Why Sex Addicts Blame Their Partners

For most sex addicts, blaming a spouse or partner for a pattern of sexual acting out behavior is a predictable part of the denial process .  Even when they are devoted in many ways to their spouse and family, addicts may still feel that their behavior is caused by something in their situation.

Like all denial mechanisms, this is partly a matter of wanting to avoid feelings of shame about the behavior, as well as wanting to explain it away.  This “shame dumping” as it is sometimes called can be conscious or unconscious, overt or covert.  It is like saying “I’m really a good guy; I only do what I do because of such-and such.”

Your own problems and addictions are usually hard to spot and/or admit to.  But it is always easier to see what’s wrong with someone else or what’s wrong with your life.

Feeling abandoned by a partner with the birth of a child

It is very common for an underlying sex addiction in men to really begin to take hold following the birth of a child.  The problems with the addict’s intimacy avoidance, their addiction proneness, or their lack of emotional maturity were most likely there before.  Often they were masked by the newness of the relationship.

The birth of a child takes the mother away to some extent and puts the emphasis on someone other than the addict.  The addict may flee the new demands and seek to escape into acting out.  In this case the addict may feel unconsciously that they have been rejected or abandoned by his wife and thus feel justified in acting out behaviors like going to strip clubs, prostitutes or sexual massage parlors.

Self sacrifice and overwork

Self sacrifice and devotion to their partner may paradoxically be a setup for the addict to begin to feel like indulging the urge for a separate secret life of acting out.  Many sex addicts are prone to work too hard and try to be the hero for their spouse or partner.

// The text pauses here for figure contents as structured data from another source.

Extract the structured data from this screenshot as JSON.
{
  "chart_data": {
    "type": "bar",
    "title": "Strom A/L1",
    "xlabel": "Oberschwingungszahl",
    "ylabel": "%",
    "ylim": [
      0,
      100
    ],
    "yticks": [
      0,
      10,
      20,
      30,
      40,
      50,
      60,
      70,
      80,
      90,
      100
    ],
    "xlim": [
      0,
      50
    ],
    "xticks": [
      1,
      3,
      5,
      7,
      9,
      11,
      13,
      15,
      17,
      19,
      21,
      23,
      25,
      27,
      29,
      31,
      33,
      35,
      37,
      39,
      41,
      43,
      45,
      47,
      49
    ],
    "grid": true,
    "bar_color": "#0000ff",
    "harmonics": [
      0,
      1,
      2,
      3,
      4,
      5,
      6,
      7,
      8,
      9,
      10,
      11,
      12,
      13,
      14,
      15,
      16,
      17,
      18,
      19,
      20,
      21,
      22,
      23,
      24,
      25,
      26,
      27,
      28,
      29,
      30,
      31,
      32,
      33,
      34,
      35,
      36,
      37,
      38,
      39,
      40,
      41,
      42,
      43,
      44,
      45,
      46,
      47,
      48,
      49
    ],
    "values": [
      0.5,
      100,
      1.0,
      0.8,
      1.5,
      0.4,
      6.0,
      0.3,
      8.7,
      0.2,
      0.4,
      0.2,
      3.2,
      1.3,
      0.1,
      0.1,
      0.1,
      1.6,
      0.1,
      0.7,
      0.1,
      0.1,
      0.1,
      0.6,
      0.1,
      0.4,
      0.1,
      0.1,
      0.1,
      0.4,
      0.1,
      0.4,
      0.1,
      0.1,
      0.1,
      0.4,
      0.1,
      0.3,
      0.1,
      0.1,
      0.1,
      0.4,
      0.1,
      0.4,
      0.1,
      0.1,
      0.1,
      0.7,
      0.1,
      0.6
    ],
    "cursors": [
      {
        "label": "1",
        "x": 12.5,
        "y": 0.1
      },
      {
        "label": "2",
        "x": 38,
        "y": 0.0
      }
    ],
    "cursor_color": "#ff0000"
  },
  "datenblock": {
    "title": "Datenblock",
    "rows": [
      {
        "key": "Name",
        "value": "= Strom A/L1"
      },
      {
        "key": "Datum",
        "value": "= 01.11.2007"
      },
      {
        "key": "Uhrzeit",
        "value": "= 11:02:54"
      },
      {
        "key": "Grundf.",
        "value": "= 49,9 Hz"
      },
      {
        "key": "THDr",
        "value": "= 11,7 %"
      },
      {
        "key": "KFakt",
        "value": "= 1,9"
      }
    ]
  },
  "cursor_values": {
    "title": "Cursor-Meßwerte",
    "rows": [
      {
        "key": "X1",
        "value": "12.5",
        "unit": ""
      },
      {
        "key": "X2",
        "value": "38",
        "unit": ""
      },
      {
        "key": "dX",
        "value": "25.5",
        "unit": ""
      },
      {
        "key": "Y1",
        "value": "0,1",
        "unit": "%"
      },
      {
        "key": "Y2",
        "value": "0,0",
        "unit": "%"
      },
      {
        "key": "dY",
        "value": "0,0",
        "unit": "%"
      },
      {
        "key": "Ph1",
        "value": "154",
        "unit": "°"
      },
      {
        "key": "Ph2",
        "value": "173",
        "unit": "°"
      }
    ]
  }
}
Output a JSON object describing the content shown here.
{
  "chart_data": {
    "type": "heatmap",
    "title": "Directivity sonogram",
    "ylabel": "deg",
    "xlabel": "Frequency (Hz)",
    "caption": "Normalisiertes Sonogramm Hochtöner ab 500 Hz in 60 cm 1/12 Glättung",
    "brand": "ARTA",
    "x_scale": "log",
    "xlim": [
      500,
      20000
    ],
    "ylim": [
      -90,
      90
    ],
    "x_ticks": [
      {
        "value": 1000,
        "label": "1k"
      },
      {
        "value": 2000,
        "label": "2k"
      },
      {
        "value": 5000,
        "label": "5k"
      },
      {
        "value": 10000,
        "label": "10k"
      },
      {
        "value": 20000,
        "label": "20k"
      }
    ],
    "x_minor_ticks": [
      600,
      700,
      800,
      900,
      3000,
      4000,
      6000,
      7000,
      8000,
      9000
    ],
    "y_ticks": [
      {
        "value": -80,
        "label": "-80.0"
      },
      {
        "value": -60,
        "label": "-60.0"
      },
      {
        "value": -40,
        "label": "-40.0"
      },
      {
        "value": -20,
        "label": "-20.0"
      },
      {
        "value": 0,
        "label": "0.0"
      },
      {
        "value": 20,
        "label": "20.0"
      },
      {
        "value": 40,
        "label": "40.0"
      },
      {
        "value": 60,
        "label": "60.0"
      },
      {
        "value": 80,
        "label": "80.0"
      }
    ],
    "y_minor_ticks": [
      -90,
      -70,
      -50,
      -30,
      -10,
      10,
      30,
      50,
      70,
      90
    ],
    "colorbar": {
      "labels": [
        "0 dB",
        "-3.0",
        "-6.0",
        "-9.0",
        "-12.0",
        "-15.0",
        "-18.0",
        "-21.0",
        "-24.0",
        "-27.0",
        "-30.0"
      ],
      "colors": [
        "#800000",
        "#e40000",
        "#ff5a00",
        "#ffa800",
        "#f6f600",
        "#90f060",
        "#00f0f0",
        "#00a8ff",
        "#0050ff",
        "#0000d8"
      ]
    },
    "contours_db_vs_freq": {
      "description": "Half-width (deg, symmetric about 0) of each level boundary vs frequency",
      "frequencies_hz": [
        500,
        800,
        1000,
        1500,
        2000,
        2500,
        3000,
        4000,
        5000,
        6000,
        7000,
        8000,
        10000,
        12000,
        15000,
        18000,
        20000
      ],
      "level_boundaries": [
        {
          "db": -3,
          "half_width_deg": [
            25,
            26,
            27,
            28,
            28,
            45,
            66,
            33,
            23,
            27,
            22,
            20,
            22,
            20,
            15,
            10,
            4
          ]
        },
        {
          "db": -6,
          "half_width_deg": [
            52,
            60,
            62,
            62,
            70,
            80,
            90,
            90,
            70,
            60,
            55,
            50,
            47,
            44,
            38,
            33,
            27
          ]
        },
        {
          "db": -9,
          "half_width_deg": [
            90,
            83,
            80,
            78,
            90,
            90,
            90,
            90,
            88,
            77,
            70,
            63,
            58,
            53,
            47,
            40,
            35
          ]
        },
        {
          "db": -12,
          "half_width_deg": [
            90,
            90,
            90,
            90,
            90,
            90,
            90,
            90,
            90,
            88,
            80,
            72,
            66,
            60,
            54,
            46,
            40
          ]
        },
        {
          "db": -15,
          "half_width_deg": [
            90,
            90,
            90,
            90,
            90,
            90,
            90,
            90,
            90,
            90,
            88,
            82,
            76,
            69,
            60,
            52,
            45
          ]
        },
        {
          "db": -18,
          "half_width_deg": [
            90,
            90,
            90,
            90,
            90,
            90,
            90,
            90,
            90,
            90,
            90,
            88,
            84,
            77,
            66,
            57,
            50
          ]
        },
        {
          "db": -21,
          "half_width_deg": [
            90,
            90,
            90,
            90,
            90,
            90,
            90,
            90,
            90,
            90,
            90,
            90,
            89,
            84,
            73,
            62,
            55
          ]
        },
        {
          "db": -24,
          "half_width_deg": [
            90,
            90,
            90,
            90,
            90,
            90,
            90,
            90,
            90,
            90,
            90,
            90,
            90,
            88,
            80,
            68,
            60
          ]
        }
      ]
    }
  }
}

Later they come to resent it and feel that they are owed something.  Instead of being able to practice the intimacy skills of stating their needs with their spouse and letting go of being the hero, they take refuge in a very self indulgent secret life which they feel they deserve.  You will sometimes hear addicts in recovery say “I had to shoot my white horse.”

Sexual dissatisfaction

Sex addicts often feel that their sexual acting out whether in porn use, serial affairs, or any other sexual behavior is a direct reaction to something that is missing in their marriage.  They may say that the problem is that they “want more sex than my wife” and their reasoning is that if that is the case then they are justified in going outside the marriage or relationship to get sex.  After all it’s his/her fault.  If their partner were meeting their needs then they wouldn’t have to seek sex elsewhere.   But in reality it’s apples and oranges.  What the addict wants is an addictive high, a dopamine rush that is the result of a secret sexual behavior.  This is not just a case of needing more sex.  And it is certainly not the partner’s fault.

Lack of investment in the relationship

Most sex addicts who have partners and who are active in their addictive behaviors are lacking in the ability to be fully invested in their relationship.  Even if they love their partner very much, they have chosen a relationship and a way of relating to a partner that sets the stage for the compartmentalization and deception that go along with sex addiction.  They often feel that they didn’t really want to get married or commit to the partner in the first place.

All too often sex addicts have no idea what a good devoted primary relationship should look like and they are unable to bond effectively.  They expect little of the relationship and of their partner and so are free to put their eggs in several baskets.  They may think consciously that their partner is just too busy with work or that their partner will be likely to betray them anyway.  But it is not their partner who can’t make the bond happen it is them.  Their addiction (and intimacy dysfunction) is not an effect, it’s a cause.